# Bone In Pork Country Style Ribs - stalled?



## slidedude (Jul 12, 2014)

I have some bone in country style pork ribs in the smoker - the temp's been fairly steady at 240 to 260...I've cooked them before and it's taken about 3 hours to reach an internal temp of 180, and I put them in foil at 240 for another hour - came out great. 

But this time it seems stalled at around 167, and I'm 3.5 hours in...I even raised the temp to 250 - 255, but they are still stalled at 167. These are bone in instead of boneless...so should I expect it to take longer?

Any opinions/suggestions?


----------



## foamheart (Jul 12, 2014)

Seriously no idea. If they were mine and I was running into a time problem (we all know what happens when ya cook on the clock), I'd go ahead and foil 'em. Course it might ruin your pork, I just can't say.
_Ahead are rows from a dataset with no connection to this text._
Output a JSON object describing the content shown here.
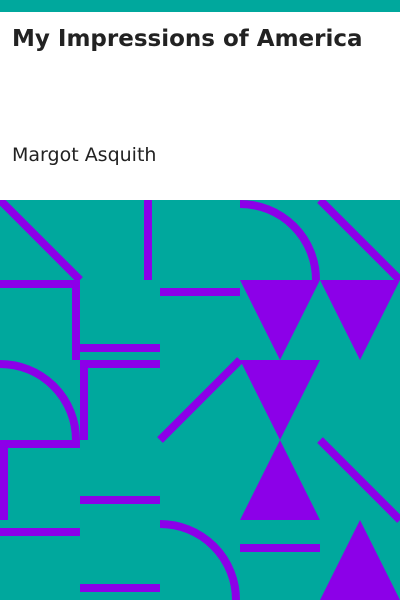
{
  "book": {
    "title": "My Impressions of America",
    "author": "Margot Asquith"
  },
  "colors": {
    "accent_bar": "#00a89d",
    "pattern_background": "#00a89d",
    "pattern_shapes": "#8c00e8",
    "text": "#222222",
    "header_background": "#ffffff"
  }
}
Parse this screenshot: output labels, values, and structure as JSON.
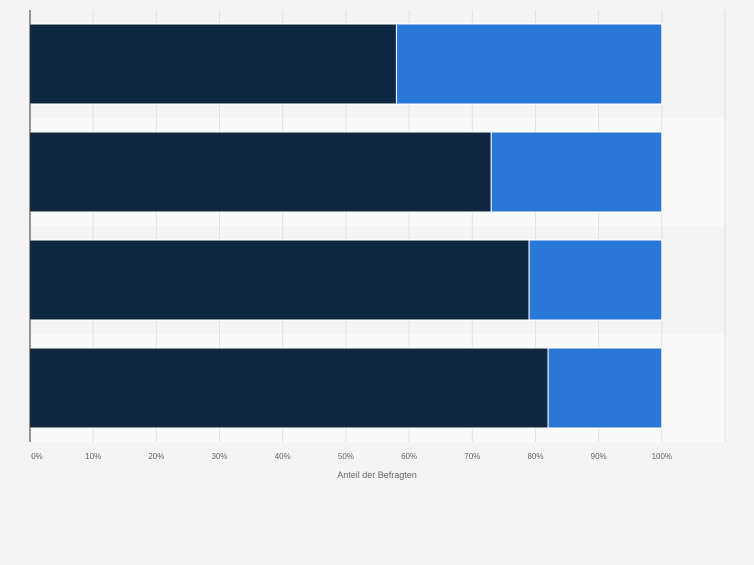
{
  "chart_data": {
    "type": "bar",
    "orientation": "horizontal",
    "stacked": true,
    "categories": [
      "",
      "",
      "",
      ""
    ],
    "series": [
      {
        "values": [
          58,
          73,
          79,
          82
        ],
        "color": "#0f2740"
      },
      {
        "values": [
          42,
          27,
          21,
          18
        ],
        "color": "#2a77d8"
      }
    ],
    "xlabel": "Anteil der Befragten",
    "xlim": [
      0,
      110
    ],
    "xticks": [
      0,
      10,
      20,
      30,
      40,
      50,
      60,
      70,
      80,
      90,
      100
    ],
    "tick_suffix": "%",
    "grid": true,
    "legend": "none"
  }
}
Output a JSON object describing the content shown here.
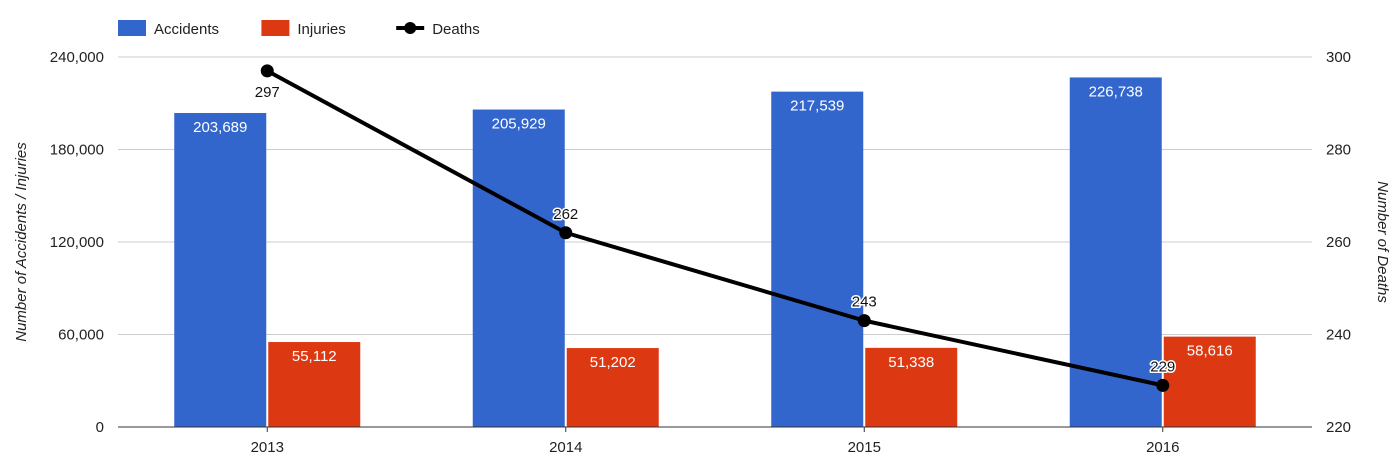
{
  "chart_data": {
    "type": "bar",
    "categories": [
      "2013",
      "2014",
      "2015",
      "2016"
    ],
    "series": [
      {
        "name": "Accidents",
        "type": "bar",
        "axis": "left",
        "color": "#3366cc",
        "values": [
          203689,
          205929,
          217539,
          226738
        ],
        "labels": [
          "203,689",
          "205,929",
          "217,539",
          "226,738"
        ]
      },
      {
        "name": "Injuries",
        "type": "bar",
        "axis": "left",
        "color": "#dc3912",
        "values": [
          55112,
          51202,
          51338,
          58616
        ],
        "labels": [
          "55,112",
          "51,202",
          "51,338",
          "58,616"
        ]
      },
      {
        "name": "Deaths",
        "type": "line",
        "axis": "right",
        "color": "#000000",
        "values": [
          297,
          262,
          243,
          229
        ],
        "labels": [
          "297",
          "262",
          "243",
          "229"
        ]
      }
    ],
    "y_left": {
      "label": "Number of Accidents / Injuries",
      "range": [
        0,
        240000
      ],
      "ticks": [
        0,
        60000,
        120000,
        180000,
        240000
      ],
      "tick_labels": [
        "0",
        "60,000",
        "120,000",
        "180,000",
        "240,000"
      ]
    },
    "y_right": {
      "label": "Number of Deaths",
      "range": [
        220,
        300
      ],
      "ticks": [
        220,
        240,
        260,
        280,
        300
      ],
      "tick_labels": [
        "220",
        "240",
        "260",
        "280",
        "300"
      ]
    },
    "grid": true,
    "legend_position": "top-left"
  }
}
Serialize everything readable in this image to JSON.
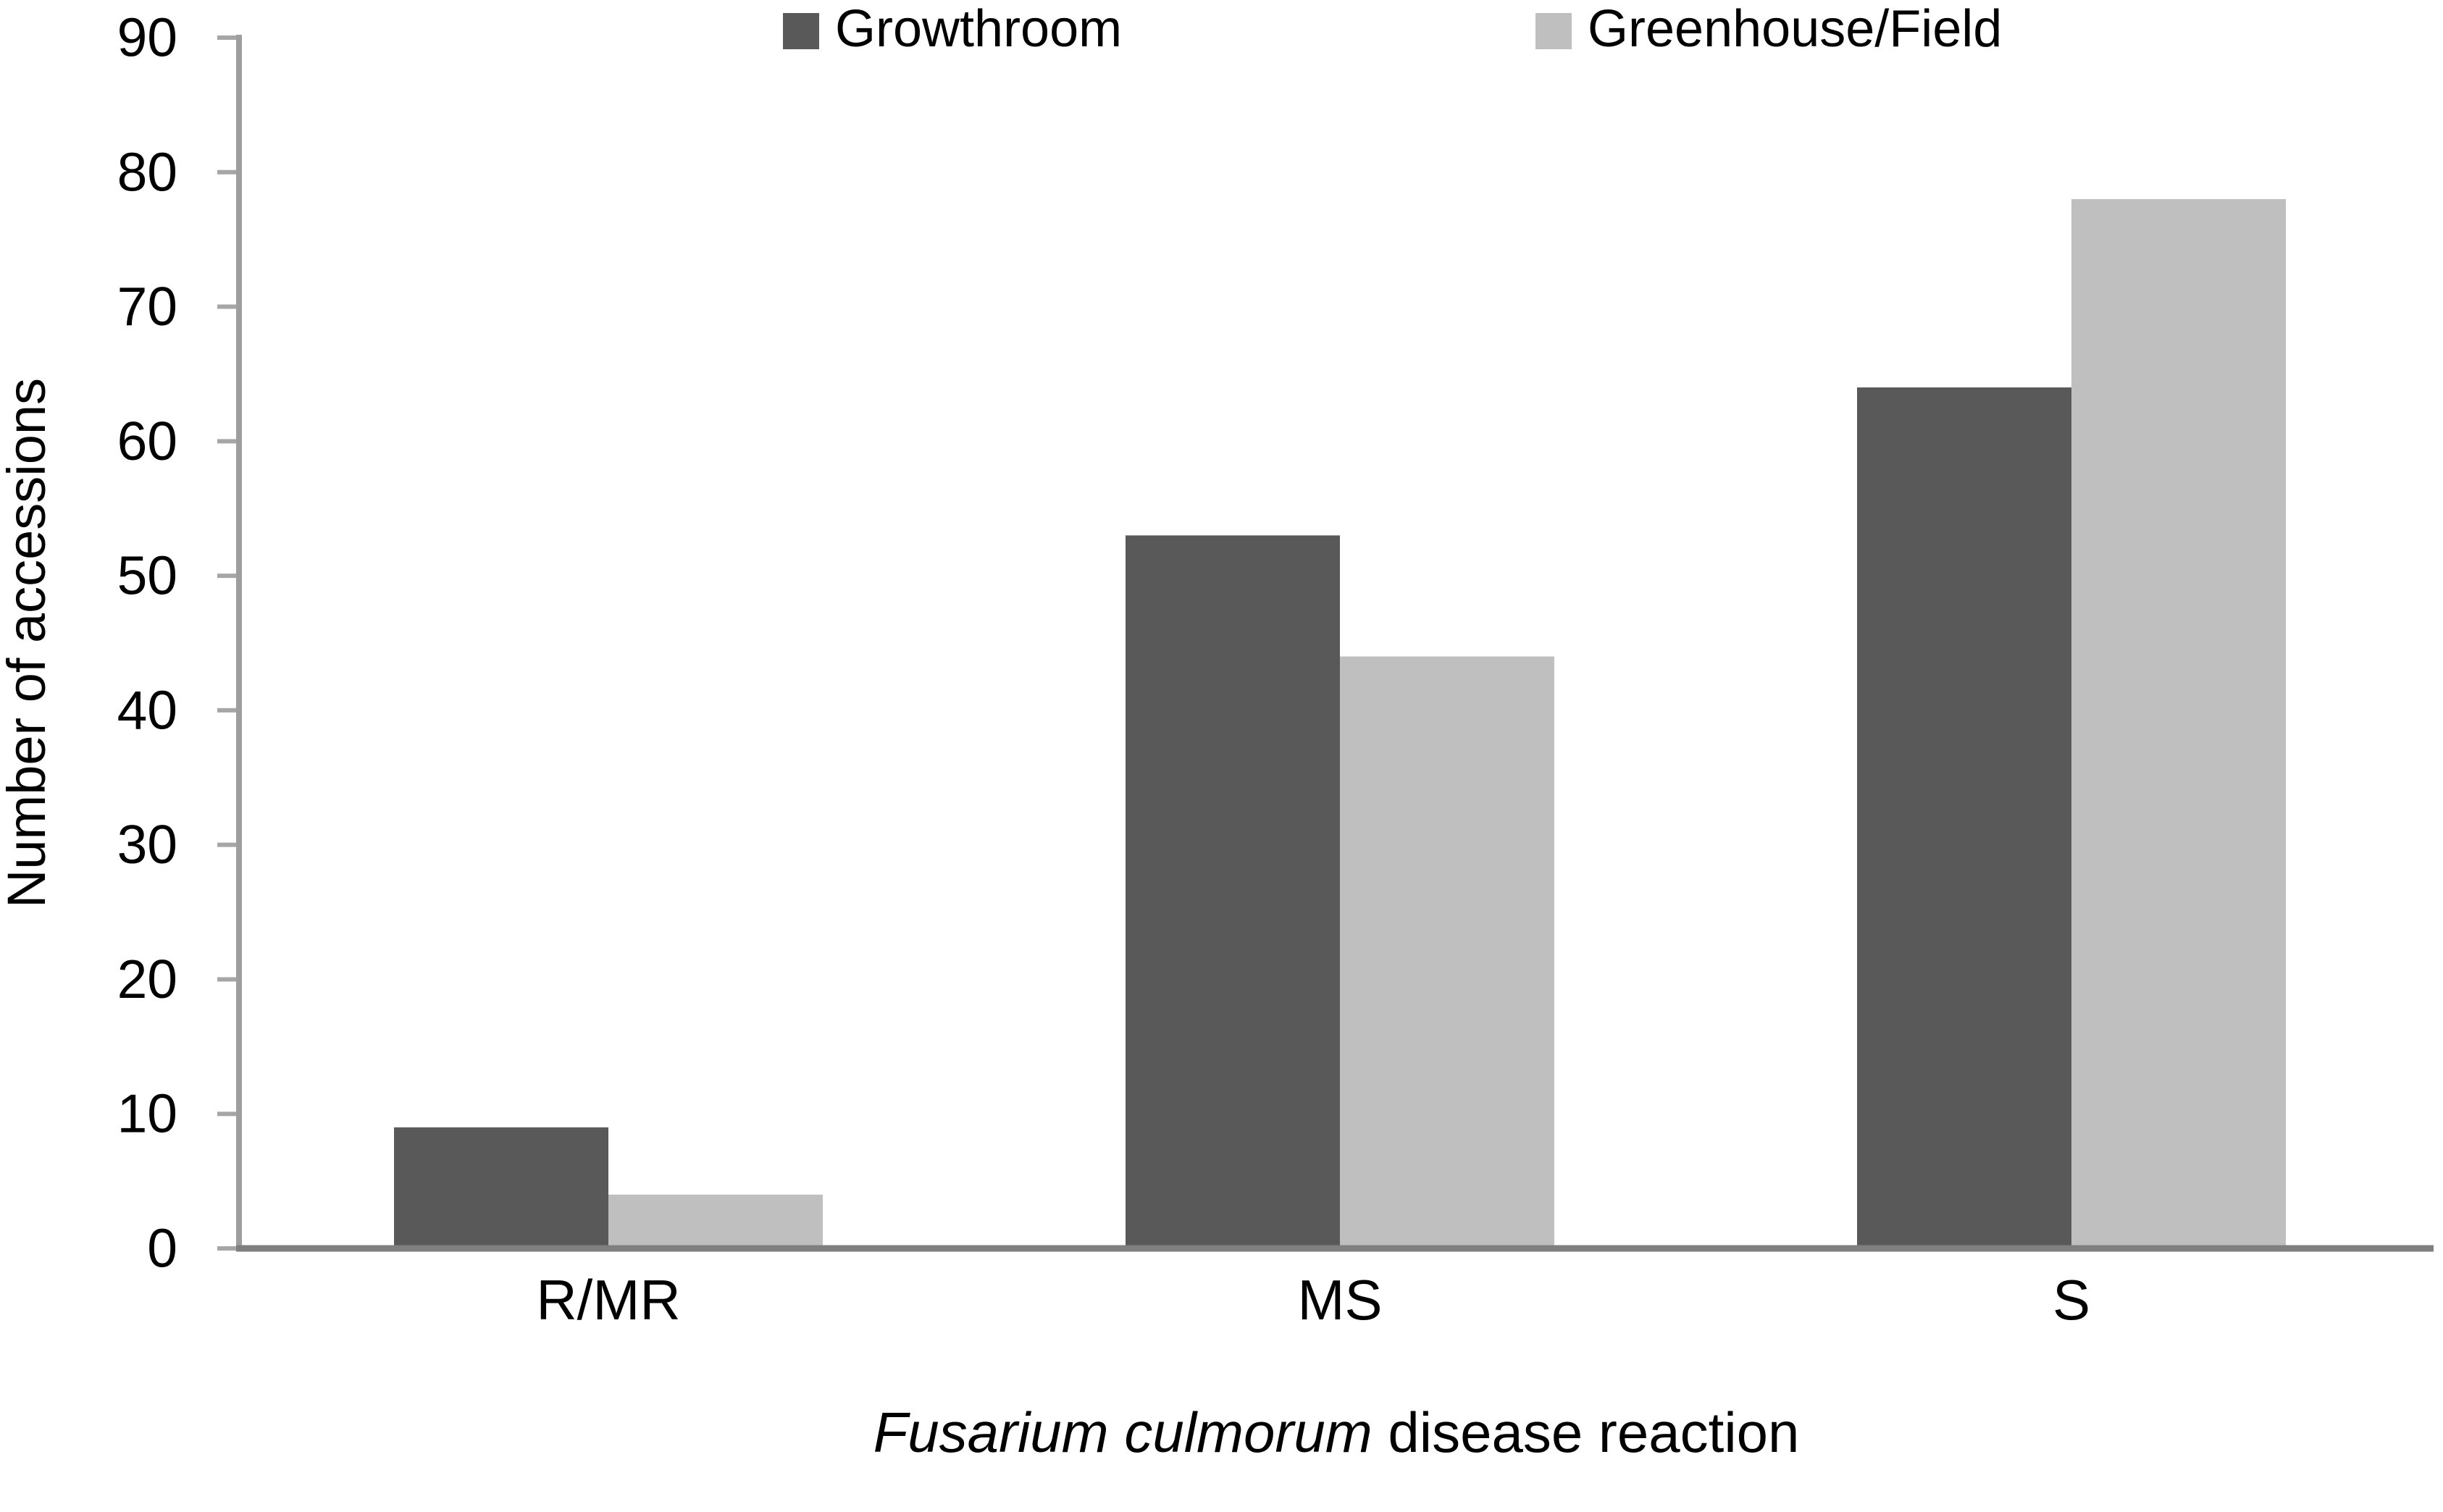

Sorry, I just try hard to never have to look at a clock when smoking and it saves me untold frustrations.


----------



## mikeworthington (Jul 12, 2014)

It's probably too late to help you with this cook now but if it happens again, IF you have the color you want, go ahead and foil, jack the pit up to 275-300 and keep a close eye on them. Once it breaks through the stall, it won't take long to hit 195-200.

Michael


----------



## slidedude (Jul 13, 2014)

I know...you are so right. I just didn't want to end up with them all dried out. I unplugged my clock on the back porch and pit my watch away....:-)

I foiled em and I'll deal with what happens. Thanks for the reply!


----------



## slidedude (Jul 13, 2014)

mikeworthington said:


> It's probably too late to help you with this cook now but if it happens again, IF you have the color you want, go ahead and foil, jack the pit up to 275-300 and keep a close eye on them. Once it breaks through the stall, it won't take long to hit 195-200.
> 
> Michael



Thanks Michael - I did have the color I wanted, so I foiled them and put them in a 250 degree oven in the house...they came out a wee bit tough, but the meat pulled right off the bone easily and they were pretty darn tasty. I just didn't have a stall the first  time I did these, so I was surprised it was happening. Thanks for your reply!


----------



## mikeworthington (Jul 14, 2014)

According to folks who have spent a lot more time than I have studying the science of BBQ, the stall happens when your meat is losing moisture and therefore cooling at a rate equal to or faster than the pit can heat it up. That's a simplified explanation but it's essentially what's happening...just like when you boil water on the stove. The water evaporating takes the heat away from the pan and keeps it from burning up. Sooo, the options are wait it out, jack up the pit temperature, or foil. I choose to foil myself.

When I foil, I always put something in there with them to add moisture while they finish. I do this on all my pork...whether it's butts, ribs, whatever but that's just me because I cook hotter than most people do.

Now, I put down a bed of brown sugar and a generous ribbon of squeeze margarine but you can use apple juice, Coke, 7UP, Sprite, pineapple juice - or plain old water. You can use just about anything but it should be something that goes well with pork. Trapping the steam will help you get past a stall and speed up the cooking process. It'll help tenderize the meat and soften up rock hard bark that got a little too dried out.

Keep on smoking. In my opinion, there's no substitute for knowing your smoker to turn out great meat.

Michael


----------